Diagnostics & Imaging Week

CHICAGO Women who suffer from uterine fibroids may have an effective option for removing them non-invasively, based on a study presented during the Radiological Society of North America (RSNA; Oak Brook, Illinois) annual meeting at McCormick Place earlier this month.

The option is a non-invasive procedure using high-intensity ultrasound waves to “heat and destroy uterine fibroid tissue” using magnetic resonance-guided, focused ultrasound surgery (MRgFUS), which the study’s authors suggest allow radiologists to “precisely” target fibroids without harming healthy surrounding tissue.

“[This is] a very debilitating disease,” said the study’s lead author, Fiona Fennessey, MD, PhD, instructor of radiology at Harvard Medical School and staff radiologist at Brigham and Women’s Hospital (both Boston) at a press conference to discuss the study’s findings, later adding, “Women are becoming more and more aware of non-invasive options.”

For example, she said although fibroids are benign growths in the muscle inside the uterus, they cause increased bulk in the uterus, which puts pressure on the bladder, often causing frequent urination and back pain, in addition to excessive menstrual bleeding.

Currently, hysterectomy is the “gold standard” for treatment of uterine fibroids; however, in recent years women have begun to search for other options, which include fibroid embolization, fibroid ablation and myomectomy, in which only the fibroids themselves are surgically removed.

For example, according to RSNA/American College of Radiology (ACR; Bethesda, Maryland) resources, uterine fibroid embolization involves “using angiographic methods similar to those used in heart catheterization, a catheter is placed in each of the two uterine arteries and small particles are injected to block the arterial branches that supply blood to the fibroids.
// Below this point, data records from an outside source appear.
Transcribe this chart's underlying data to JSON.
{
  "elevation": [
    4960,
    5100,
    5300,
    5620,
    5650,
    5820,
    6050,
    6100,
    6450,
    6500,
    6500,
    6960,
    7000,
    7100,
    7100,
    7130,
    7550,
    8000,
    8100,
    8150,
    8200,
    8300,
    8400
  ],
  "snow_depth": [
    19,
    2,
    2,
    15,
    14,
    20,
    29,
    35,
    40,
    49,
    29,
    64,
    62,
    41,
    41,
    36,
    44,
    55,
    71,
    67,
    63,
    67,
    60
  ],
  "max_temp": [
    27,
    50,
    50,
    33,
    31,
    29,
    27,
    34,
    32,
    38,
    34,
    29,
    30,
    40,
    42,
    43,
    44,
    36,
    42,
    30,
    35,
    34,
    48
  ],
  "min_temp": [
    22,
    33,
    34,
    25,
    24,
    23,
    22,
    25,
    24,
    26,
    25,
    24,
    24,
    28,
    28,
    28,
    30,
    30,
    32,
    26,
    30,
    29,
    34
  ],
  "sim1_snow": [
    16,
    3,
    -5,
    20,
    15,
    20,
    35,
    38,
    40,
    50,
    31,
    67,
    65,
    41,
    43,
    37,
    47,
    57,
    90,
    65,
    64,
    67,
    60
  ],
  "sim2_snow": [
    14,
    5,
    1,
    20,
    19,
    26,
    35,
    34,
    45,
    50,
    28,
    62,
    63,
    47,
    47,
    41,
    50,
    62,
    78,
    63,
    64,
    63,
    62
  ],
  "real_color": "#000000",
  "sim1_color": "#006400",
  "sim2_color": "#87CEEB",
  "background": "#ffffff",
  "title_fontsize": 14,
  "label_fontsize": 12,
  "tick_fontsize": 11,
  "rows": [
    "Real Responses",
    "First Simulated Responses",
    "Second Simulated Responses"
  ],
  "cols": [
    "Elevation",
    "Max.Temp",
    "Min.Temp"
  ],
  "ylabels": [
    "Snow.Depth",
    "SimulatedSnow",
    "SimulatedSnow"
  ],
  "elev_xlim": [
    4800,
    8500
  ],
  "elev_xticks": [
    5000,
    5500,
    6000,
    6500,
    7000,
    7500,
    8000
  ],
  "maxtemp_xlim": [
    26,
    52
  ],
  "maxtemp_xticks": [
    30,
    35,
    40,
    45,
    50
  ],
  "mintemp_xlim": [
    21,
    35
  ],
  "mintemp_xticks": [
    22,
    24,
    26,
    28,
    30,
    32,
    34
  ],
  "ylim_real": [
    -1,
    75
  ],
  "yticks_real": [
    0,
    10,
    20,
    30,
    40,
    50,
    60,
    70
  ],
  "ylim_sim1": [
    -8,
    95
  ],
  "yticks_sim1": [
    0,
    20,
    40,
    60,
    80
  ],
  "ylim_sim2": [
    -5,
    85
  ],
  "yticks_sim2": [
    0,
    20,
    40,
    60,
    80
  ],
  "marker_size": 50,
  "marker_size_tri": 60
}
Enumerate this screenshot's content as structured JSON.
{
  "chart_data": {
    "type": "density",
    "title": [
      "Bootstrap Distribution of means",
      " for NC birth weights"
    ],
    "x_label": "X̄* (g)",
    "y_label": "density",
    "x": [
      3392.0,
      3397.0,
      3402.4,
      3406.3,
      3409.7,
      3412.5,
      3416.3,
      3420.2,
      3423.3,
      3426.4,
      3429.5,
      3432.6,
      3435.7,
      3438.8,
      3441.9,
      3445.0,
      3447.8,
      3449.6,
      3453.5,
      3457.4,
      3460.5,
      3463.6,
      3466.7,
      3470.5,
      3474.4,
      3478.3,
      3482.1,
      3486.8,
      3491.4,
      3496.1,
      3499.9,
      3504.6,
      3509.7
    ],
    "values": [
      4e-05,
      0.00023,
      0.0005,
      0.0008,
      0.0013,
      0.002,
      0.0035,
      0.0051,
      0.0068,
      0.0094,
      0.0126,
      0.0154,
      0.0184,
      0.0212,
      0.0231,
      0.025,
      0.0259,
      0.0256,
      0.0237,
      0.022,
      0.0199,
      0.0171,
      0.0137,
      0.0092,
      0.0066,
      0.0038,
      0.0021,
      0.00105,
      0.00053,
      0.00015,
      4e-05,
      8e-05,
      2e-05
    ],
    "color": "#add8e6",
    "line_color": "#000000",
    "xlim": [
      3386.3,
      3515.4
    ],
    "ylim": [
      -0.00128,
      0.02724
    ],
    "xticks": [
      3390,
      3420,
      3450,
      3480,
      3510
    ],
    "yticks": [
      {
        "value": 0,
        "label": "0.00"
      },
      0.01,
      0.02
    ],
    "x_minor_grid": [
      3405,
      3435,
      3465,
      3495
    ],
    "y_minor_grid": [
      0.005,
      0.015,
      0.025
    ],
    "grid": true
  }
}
The fibroid tissue dies, the masses shrink, and in most cases symptoms are relieved.”

According to the National Institutes of Health (NIH; Bethesda, Maryland), at least 25% of women in the U.S. age 25 to 50 suffer from fibroids, and as many as 50% of African-American women have uterine fibroids.

And according to the National Women’s Health Information Center, fibroids are the primary reason for hysterectomy, accounting for 175,000, or about one-third, of hysterectomies performed annually in the U.S.

In their study of MRgFUS, Fennessey and other researchers looked at 160 women with symptomatic fibroids as part of a clinical trial at five medical centers.

With the procedure, MRI is used in pre-treatment to determine the exact location of the fibroids, she said. During the procedure, the woman must lie “belly down” over a transducer that is actually in the table of the MRI equipment, and the sound waves are then targeted with the MRI at the fibroids, which are directly above the transducer.

“Before we treat, we make sure nothing is between the fibroids [and the transducer] with MRI,” she said, such as ensuring that no part of the bowel is in front of the fibroids.

Of the 160 women – all of whom were required for the study to have no desire for future pregnancy – 111 were treated under the original study protocol, or Protocol A, and 51 patients were treated with an optimized protocol, or Protocol B.

Protocol A allowed a maximum treatment time of 120 minutes or a maximum treatment volume of 100 cc, or up to 33% of total fibroid volume. Protocol B allowed a maximum treatment time of 180 minutes, or up 33% of total volume of fibroids on the outer wall of the uterus and 50% volume in fibroids elsewhere in the uterus.

Fennessey said that the researchers found that the “greater the fibroid volume treated, the better the outcome,” up to p<0.0001, which is highly significant.

She said the sound waves shrink the fibroids, but do not totally destroy them. “The goal is not to destroy the fibroid, because this is not surgery, but [to create] dead tissue in the center so that the fibroid will collapse in on itself,” she noted.

The study reported no serious adverse events.

This type of MRgFUS treatment is available now through the ExAblate200 from Insightec (Tirat HaCarmel, Israel), she said.

Treatment outcomes were assessed by the Uterine Fibroids Symptoms and Quality of Life scores obtained at baseline, three, six and 12 months post-treatment.

Protocol A with percentage of patients with significant improvement was 76.5% at three months, 76.9% at six months, and 75.8% at 12 months.

With the expanded Protocol B, 86.4% had significant improvement at three months, 85.7% at six months and 85.7% at 12 months.

And treating benign uterine fibroids likely is not the only way ultrasound can be used with MRI, Fennessey suggested. “Probably you will see papers in the future on ultrasound with malignant tumors,” she said.